最终输出结果如下，可以看到训练集正确率达到了 99%，验证集正确率达到了 85%，测试集正确率达到了 84%，比起上面的 LeNet 模型改进了很多吧🤗。

training accuracy: 0.9972708333333337
validating accuracy: 0.8373333333333337
stop training because highest validating accuracy not updated in 20 epoches
highest validating accuracy: 0.8521666666666667 from epoch 38
testing accuracy: 0.8464999999999996

随便在网上找的猫狗图片：

输出结果如下，不错吧：

Image path: BlogArchive/ml-08/cat.jpg
cat: 100.00%
dog: 0.00%
frog: 0.00%
deer: 0.00%
horse: 0.00%

Image path: BlogArchive/ml-08/dog.jpg
dog: 100.00%
bird: 0.00%
deer: 0.00%
frog: 0.00%
horse: 0.00%

pytorch 有专门用于处理视觉信息的 torchvision，其中包含了 ResNet 的实现，也就是说其实我们不用自己去写🤒，如果你有兴趣可以参考里面的实现代码，再试试 ResNet-50 等层数更多的模型是否可以带来更好的效果。

AI 鉴黄

相信很多人都看过 AI 鉴黄的新闻🥴🤭🥺，如果你想自己实现一个，可以从 nsfw_data_scraper 下载图片资源然后使用上面介绍的方法训练，识别起来会比 cifar 简单很多。

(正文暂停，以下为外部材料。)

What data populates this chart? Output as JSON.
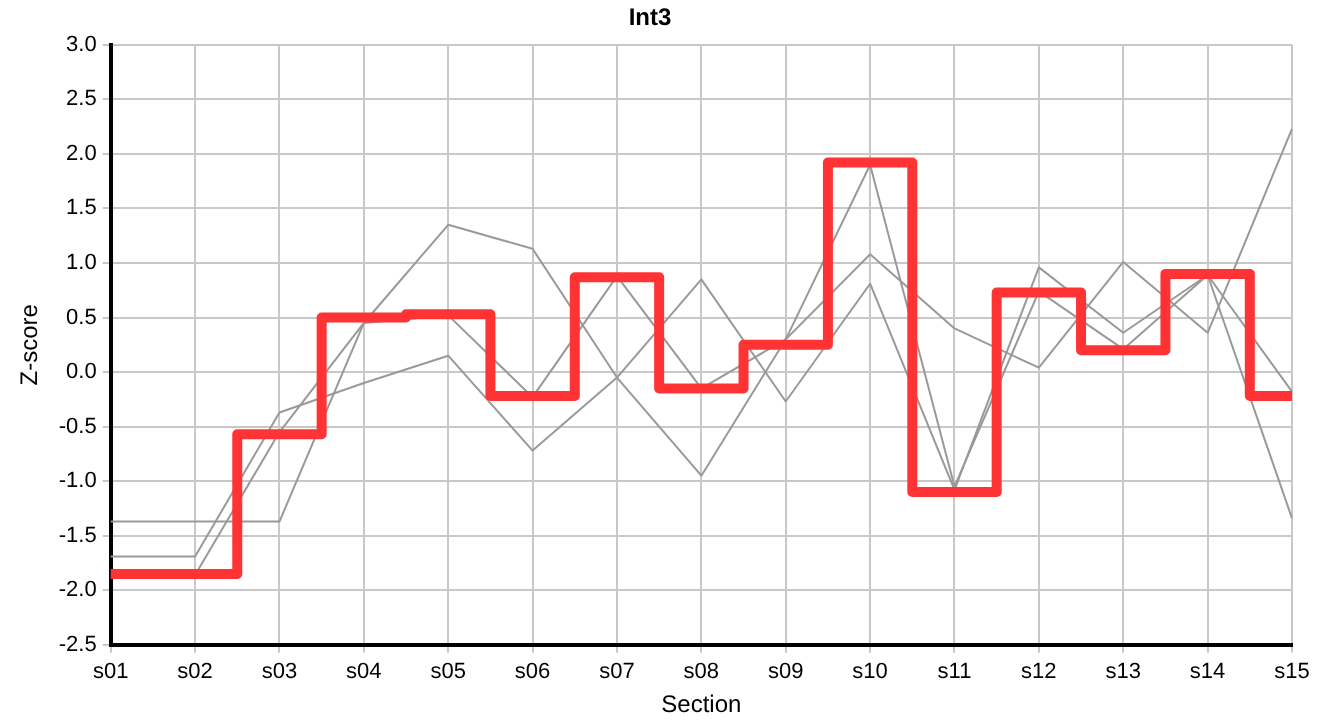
{
  "chart_data": {
    "type": "line",
    "title": "Int3",
    "xlabel": "Section",
    "ylabel": "Z-score",
    "categories": [
      "s01",
      "s02",
      "s03",
      "s04",
      "s05",
      "s06",
      "s07",
      "s08",
      "s09",
      "s10",
      "s11",
      "s12",
      "s13",
      "s14",
      "s15"
    ],
    "series": [
      {
        "type": "line",
        "color": "#999999",
        "values": [
          -1.37,
          -1.37,
          -1.37,
          0.45,
          1.35,
          1.13,
          -0.05,
          -0.95,
          0.3,
          1.08,
          0.4,
          0.04,
          1.01,
          0.36,
          2.23
        ]
      },
      {
        "type": "line",
        "color": "#999999",
        "values": [
          -1.69,
          -1.69,
          -0.37,
          -0.1,
          0.15,
          -0.72,
          -0.05,
          0.85,
          -0.27,
          0.81,
          -1.08,
          0.96,
          0.36,
          0.89,
          -1.34
        ]
      },
      {
        "type": "line",
        "color": "#999999",
        "values": [
          null,
          -1.86,
          -0.55,
          0.45,
          0.52,
          -0.23,
          0.88,
          -0.15,
          0.3,
          1.9,
          -1.05,
          0.74,
          0.21,
          0.89,
          -0.18
        ]
      },
      {
        "type": "step",
        "color": "#ff3333",
        "values": [
          -1.85,
          -1.85,
          -0.57,
          0.5,
          0.53,
          -0.22,
          0.87,
          -0.15,
          0.25,
          1.92,
          -1.1,
          0.73,
          0.2,
          0.9,
          -0.22
        ]
      }
    ],
    "ylim": [
      -2.5,
      3.0
    ],
    "yticks": [
      -2.5,
      {
        "value": -2,
        "label": "-2.0"
      },
      -1.5,
      {
        "value": -1,
        "label": "-1.0"
      },
      -0.5,
      {
        "value": 0,
        "label": "0.0"
      },
      0.5,
      {
        "value": 1,
        "label": "1.0"
      },
      1.5,
      {
        "value": 2,
        "label": "2.0"
      },
      2.5,
      {
        "value": 3,
        "label": "3.0"
      }
    ],
    "grid": true,
    "legend": false,
    "marker": "none",
    "line_style": "solid"
  }
}
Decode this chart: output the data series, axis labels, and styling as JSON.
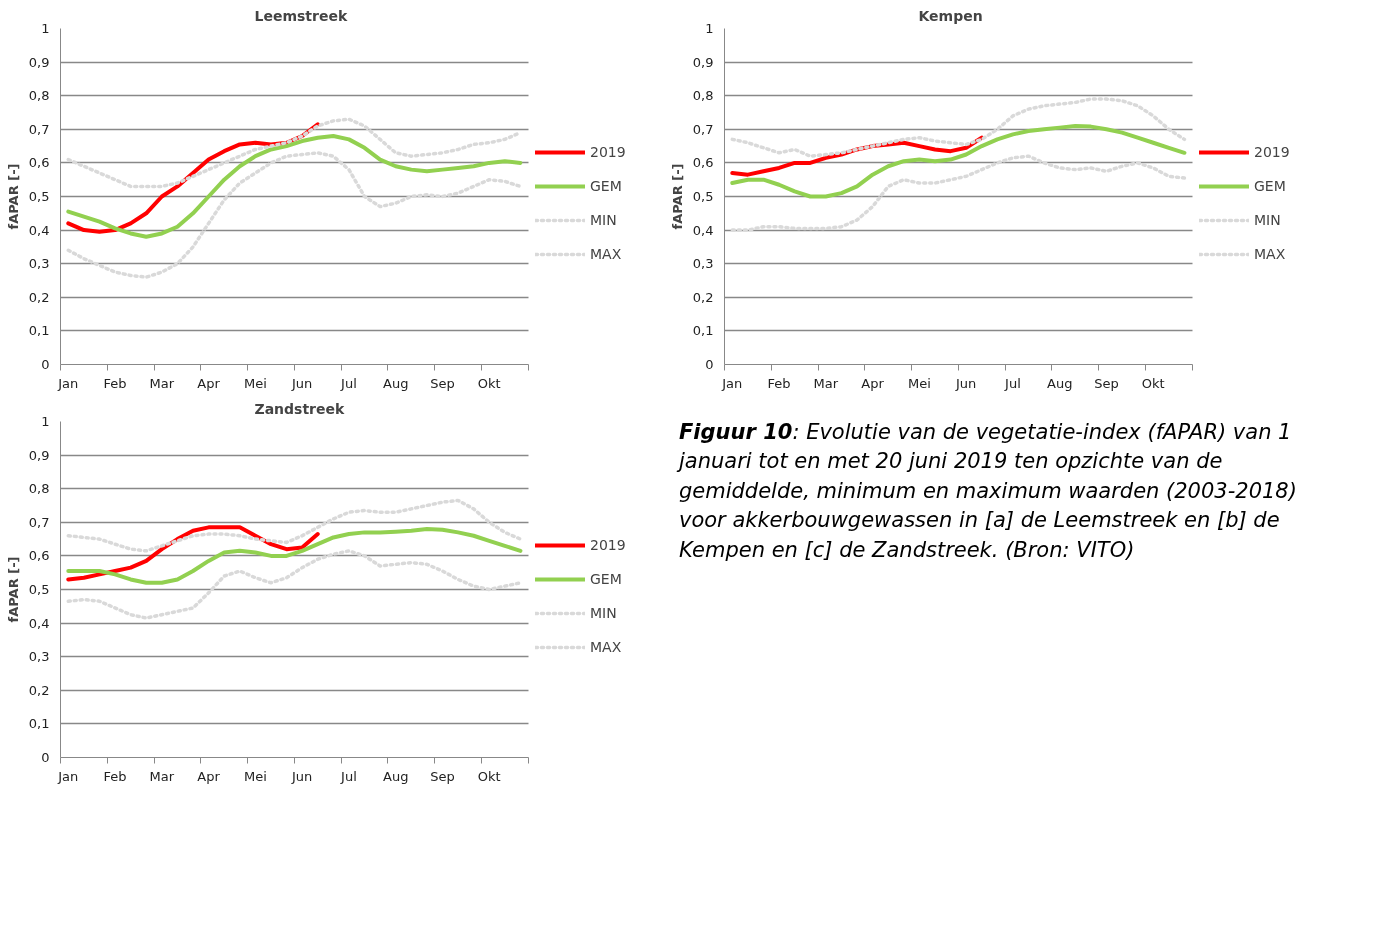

因为实际只需要两个标签（1 黄色图片，0 正常图片），所以也可以使用单个值代表结果，然后用 sigmoid 代替 softmax。此外你也可以在 github 上搜索 nsfw 找到现成的模型。

使用 CNN 实现验证码识别 (ResNet-18)

最后再给出一个实用的例子。很多网站为了防机器人操作会使用验证码机制，传统的验证码会显示一张包含数字字母的图片，然后让用户填写里面的内容再对比是否正确，来判断用户是普通人还是机器人，这样的验证码可以用本篇介绍的 CNN 模型识别出来😈。

首先我们来选一个生成验证码的类库，github 上搜索 captcha c# 里面难度相对比较高的是 Hei.Captcha，这篇就使用 CNN 模型识别这个类库生成的验证码。(我的 zkweb 里面也有生成验证码的模块，但难度比较低所以就不用了)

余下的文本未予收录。